В Дом культуры, что неподалеку от станции метро «Московская», на «смотрины» дюжины кандидатов пришли по наущению горкома комсомола несколько сот студентов Института физкультуры. Они были очень активны, дружно голосовали за кандидатов-коммунистов и «зарезали» интеллигентов. Еще до голосования по утверждению кандидатур отклонили многих. Но под конец, видно, устали — горло заболело кричать как «за», так и «против». Поэтому собрание, когда очередь дошла до кандидата, чья фамилия начиналась с одной из последних букв алфавита, из-за чего его представили в самом конце, слабо выразило свою реакцию неприятия интеллигентов. Этим кандидатом был С. С. Шушкевич,[403] для которого то собрание явилось его блестящим политическим стартом.

Прошло немного времени, я стал писать очередную повесть, но вынужден был то и дело прерываться: не было отбоя от журналистов, своих и приезжих.
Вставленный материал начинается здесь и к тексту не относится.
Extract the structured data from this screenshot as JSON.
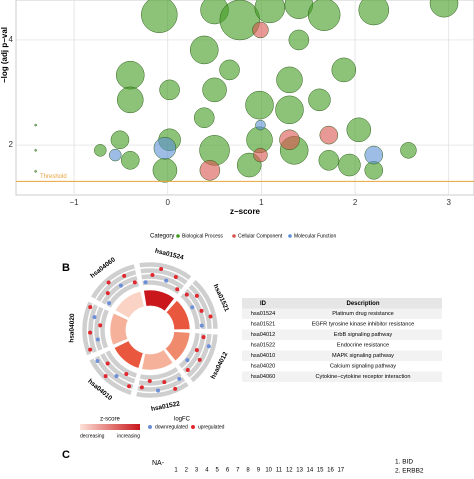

В Минск зачастили корреспонденты из Варшавы, из Праги, из немецкого «Шпигеля», а московские газетчики, казалось, вообще не выезжали из Беларуси. Давать интервью — дело неблагодарное во всех отношениях, потому что далеко не всегда есть возможность проконтролировать окончательный текст, в котором непременно найдутся неточности, а то и ошибки, и потом бывает более чем досадно. А тут еще коммунисты попрекают долларами, — будто за интервью кто-то платит.